Mandalas are my new thing. Now that I’m keyed into them, they seem to be everywhere.
Here’s a mandala in the yoga studio I just visited.
A good friend who’d read my earlier post pointed me to a mandala workshop at Wainwright House. It’s a gorgeous estate on Long Island Sound in Rye, New York. I discovered the same sculpture there as I’d once seen at Omega Institute upstate.
I will have to investigate the artist behind this recurring sculpture.
While I do not consider myself a painter, this workshop appealed to me because I’d recently enjoyed creating a mandala from found objects, and I welcome the opportunity to study the form in greater depth.
I bought a couple canvases, basic tools, and acrylic paints to try again at home. Here are my results.
Painting mandalas is an enjoyable practice. I will also continue to make mandalas with found objects.
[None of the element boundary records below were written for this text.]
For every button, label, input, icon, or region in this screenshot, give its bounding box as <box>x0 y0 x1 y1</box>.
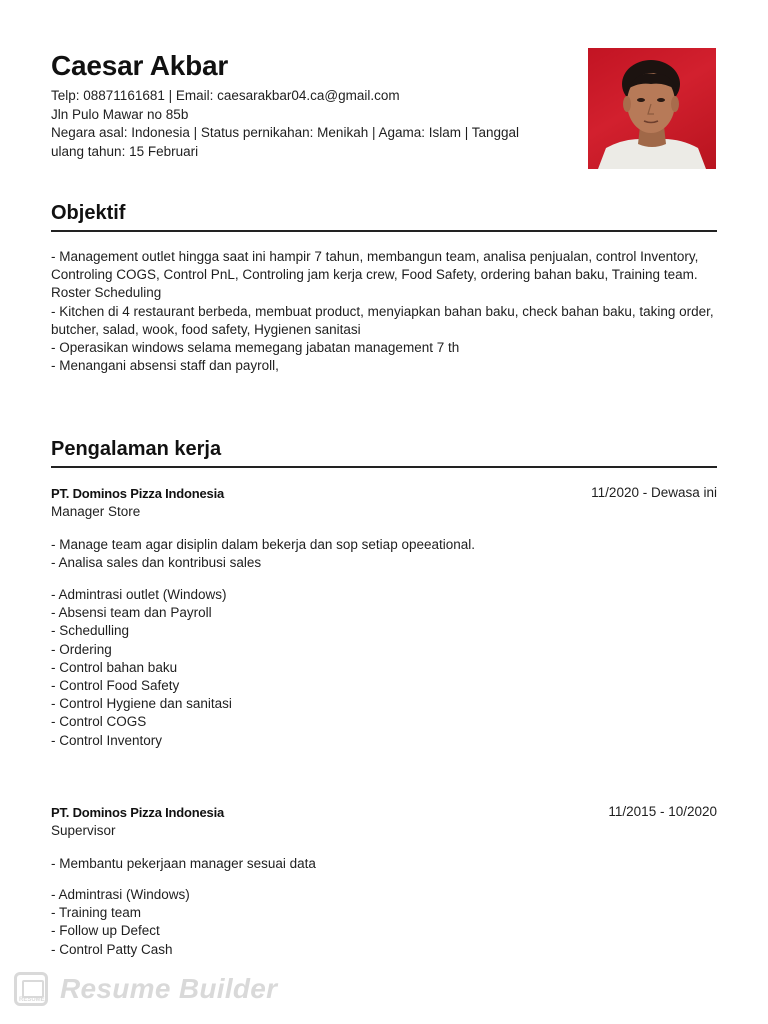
profile-photo <box>588 48 716 169</box>
contact-line: Telp: 08871161681 | Email: caesarakbar04.ca@gmail.com <box>51 88 400 103</box>
experience-divider <box>51 466 717 468</box>
job-date: 11/2015 - 10/2020 <box>608 804 717 819</box>
job-task-list <box>51 886 190 959</box>
text-line: - Control Food Safety <box>51 678 180 694</box>
contact-block <box>51 87 531 161</box>
resume-builder-watermark <box>14 972 277 1006</box>
job-company: PT. Dominos Pizza Indonesia <box>51 486 225 501</box>
person-portrait-icon <box>588 48 716 169</box>
job-date: 11/2020 - Dewasa ini <box>591 485 717 500</box>
candidate-name: Caesar Akbar <box>51 50 229 81</box>
text-line: - Control Hygiene dan sanitasi <box>51 696 232 712</box>
experience-heading: Pengalaman kerja <box>51 438 222 460</box>
objective-text <box>51 248 717 375</box>
text-line: - Admintrasi (Windows) <box>51 887 190 902</box>
text-line: - Manage team agar disiplin dalam bekerja dan sop setiap opeeational. <box>51 537 476 552</box>
text-line: - Control COGS <box>51 714 147 730</box>
job-task-list <box>51 586 232 750</box>
text-line: - Menangani absensi staff dan payroll, <box>51 358 279 374</box>
text-line: - Admintrasi outlet (Windows) <box>51 587 227 602</box>
text-line: - Ordering <box>51 641 112 657</box>
text-line: - Kitchen di 4 restaurant berbeda, membuat product, menyiapkan bahan baku, check bahan baku, taking order, butcher, salad, wook, food safety, Hygienen sanitasi <box>51 303 714 337</box>
text-line: - Training team <box>51 905 142 921</box>
text-line: - Operasikan windows selama memegang jabatan management 7 th <box>51 340 460 356</box>
objective-divider <box>51 230 717 232</box>
job-role: Supervisor <box>51 823 116 838</box>
text-line: - Membantu pekerjaan manager sesuai data <box>51 856 316 871</box>
job-role: Manager Store <box>51 504 141 519</box>
job-company: PT. Dominos Pizza Indonesia <box>51 805 225 820</box>
resume-builder-logo-icon: RESUME <box>14 972 48 1006</box>
job-description <box>51 855 316 873</box>
text-line: - Management outlet hingga saat ini hampir 7 tahun, membangun team, analisa penjualan, control Inventory, Controling COGS, Control PnL, Controling jam kerja crew, Food Safety, ordering bahan baku, Training team. Roster Scheduling <box>51 249 699 301</box>
text-line: - Absensi team dan Payroll <box>51 605 212 621</box>
job-description <box>51 536 475 572</box>
text-line: - Follow up Defect <box>51 923 160 939</box>
watermark-text: Resume Builder <box>60 973 278 1004</box>
objective-heading: Objektif <box>51 202 126 224</box>
text-line: - Schedulling <box>51 623 130 639</box>
text-line: - Control Inventory <box>51 732 163 748</box>
text-line: - Control Patty Cash <box>51 941 173 957</box>
personal-details: Negara asal: Indonesia | Status pernikahan: Menikah | Agama: Islam | Tanggal ulang tahun: 15 Februari <box>51 125 520 159</box>
address-line: Jln Pulo Mawar no 85b <box>51 106 189 122</box>
text-line: - Control bahan baku <box>51 659 178 675</box>
text-line: - Analisa sales dan kontribusi sales <box>51 555 262 571</box>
In case you missed my earlier post, here is the mandala I made to send healing vibes to my mom from afar when she got injured in Chicago.
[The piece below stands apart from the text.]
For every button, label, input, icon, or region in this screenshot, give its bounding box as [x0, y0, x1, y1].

Once you’re interested and attuned to mandalas, they appear everywhere. Look for them and you’ll find them in nature, as in a spider’s web, on skin, on canvas, on walls….
Here is a concise summary of the origin and meaning of mandalas. Notice here it says, “Labyrinths are a type of mandala found in many cultures and are used as a tool for centering.” More on labyrinths here.
Thank you for reading. I hope you’ll explore the calming and uplifting experiences of walking labyrinths and creating mandalas. Both are sure to be lifelong practices for me.